Reposting this from Gitter chat since it seems this is more active.

I'm writing a GloVe module to learn Julia.

How can I avoid memory allocations? My main function deals with a lot of 
random indexing in Matrices.

A[i,  :] = 0.5 * B[i, :]

In this case* i* isn't from a linear sequence. I'm not sure that matters. 
Anyway, I've done analysis and I know B[i, :]  is the issue here since it's 
creating a copy. 

https://github.com/JuliaLang/julia/blob/master/base/array.jl#L309 makes the 
copy


I tried to do it via loop but it looks like that doesn't help either. In 
fact, it seems to allocate slight more memory which seems really odd.

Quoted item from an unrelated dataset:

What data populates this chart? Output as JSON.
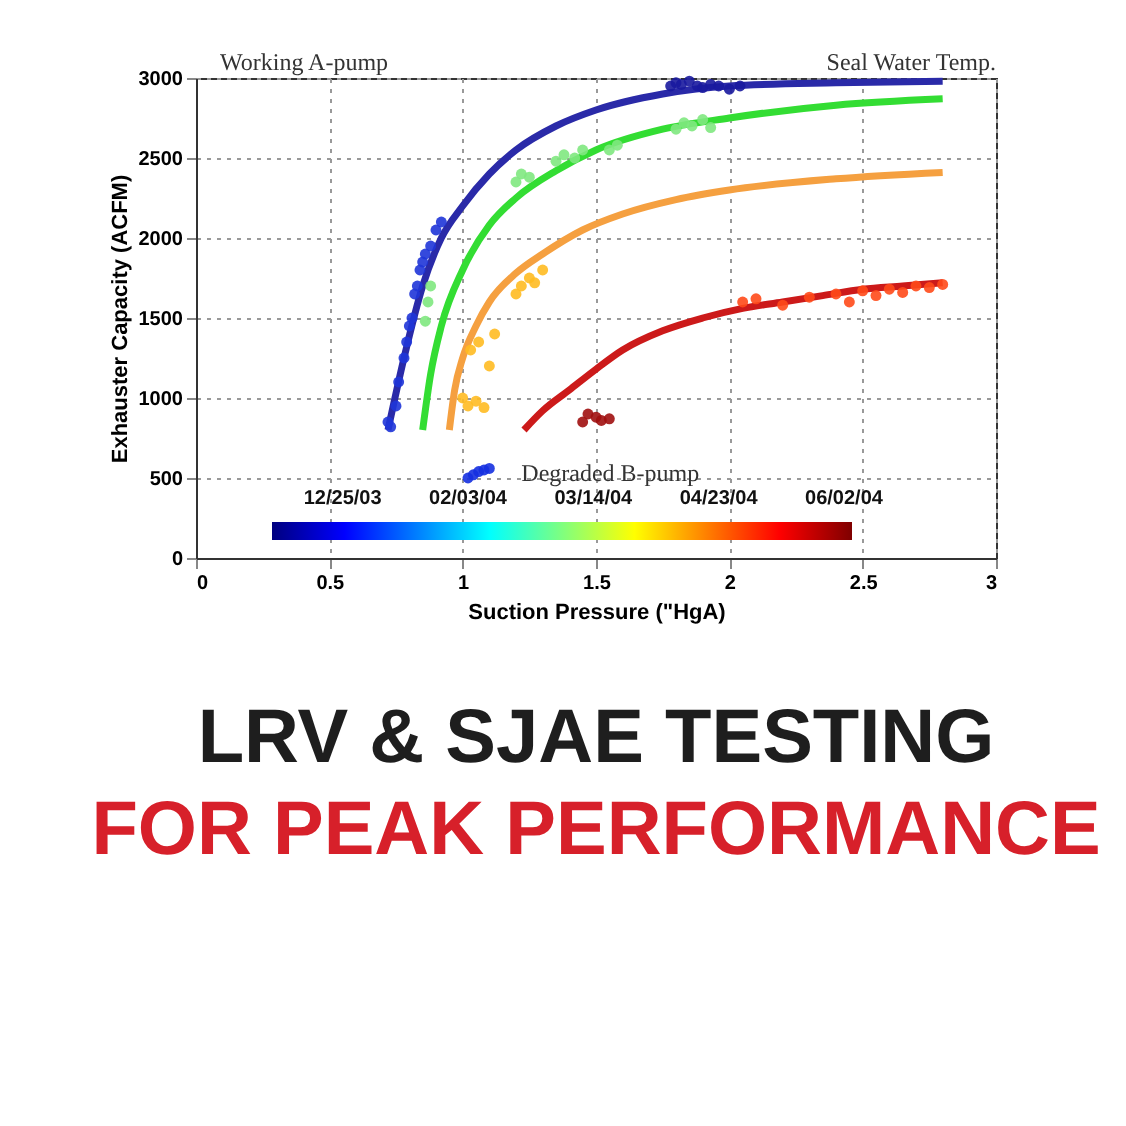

Here's some of the code, it's a little messy since I'm commenting different 
approaches I'm trying out.

type Model{T}
    W_main::Matrix{T}
    W_ctx::Matrix{T}
    b_main::Vector{T}
    b_ctx::Vector{T}
    W_main_grad::Matrix{T}
    W_ctx_grad::Matrix{T}
    b_main_grad::Vector{T}
    b_ctx_grad::Vector{T}
    covec::Vector{Cooccurence}
end

# Each vocab word in associated with a main vector and a context vector.
# The paper initializes the to values [-0.5, 0.5] / vecsize+1 and
# the gradients to 1.0.
#
# The +1 term is for the bias.
function Model(comatrix; vecsize=100)
    vs = size(comatrix, 1)
    Model(
        (rand(vecsize, vs) - 0.5) / (vecsize + 1),
        (rand(vecsize, vs) - 0.5) / (vecsize + 1),
        (rand(vs) - 0.5) / (vecsize + 1),
        (rand(vs) - 0.5) / (vecsize + 1),
        ones(vecsize, vs),
        ones(vecsize, vs),
        ones(vs),
        ones(vs),
        CoVector(comatrix), # not required in 0.4
    )
end

# TODO: figure out memory issue
# the memory comments are from 500 loop test with vecsize=100
function train!(m::Model, s::Adagrad; xmax=100, alpha=0.75)
    J = 0.0
    shuffle!(m.covec)

    vecsize = size(m.W_main, 1)
    eltype = typeof(m.b_main[1])
    vm = zeros(eltype, vecsize)
    vc = zeros(eltype, vecsize)
    grad_main = zeros(eltype, vecsize)
    grad_ctx = zeros(eltype, vecsize)

    for n=1:s.niter
        # shuffle indices
        for i = 1:length(m.covec)
            @inbounds l1 = m.covec[i].i # main index
            @inbounds l2 = m.covec[i].j # context index
            @inbounds v = m.covec[i].v

            vm[:] = m.W_main[:, l1]
            vc[:] = m.W_ctx[:, l2]

            diff = dot(vec(vm), vec(vc)) + m.b_main[l1] + m.b_ctx[l2] - 
log(v)
            fdiff = ifelse(v < xmax, (v / xmax) ^ alpha, 1.0) * diff
            J += 0.5 * fdiff * diff

            fdiff *= s.lrate
            # inc memory by ~200 MB && running time by 2x
            grad_main[:] = fdiff * m.W_ctx[:, l2]
            grad_ctx[:] = fdiff * m.W_main[:, l1]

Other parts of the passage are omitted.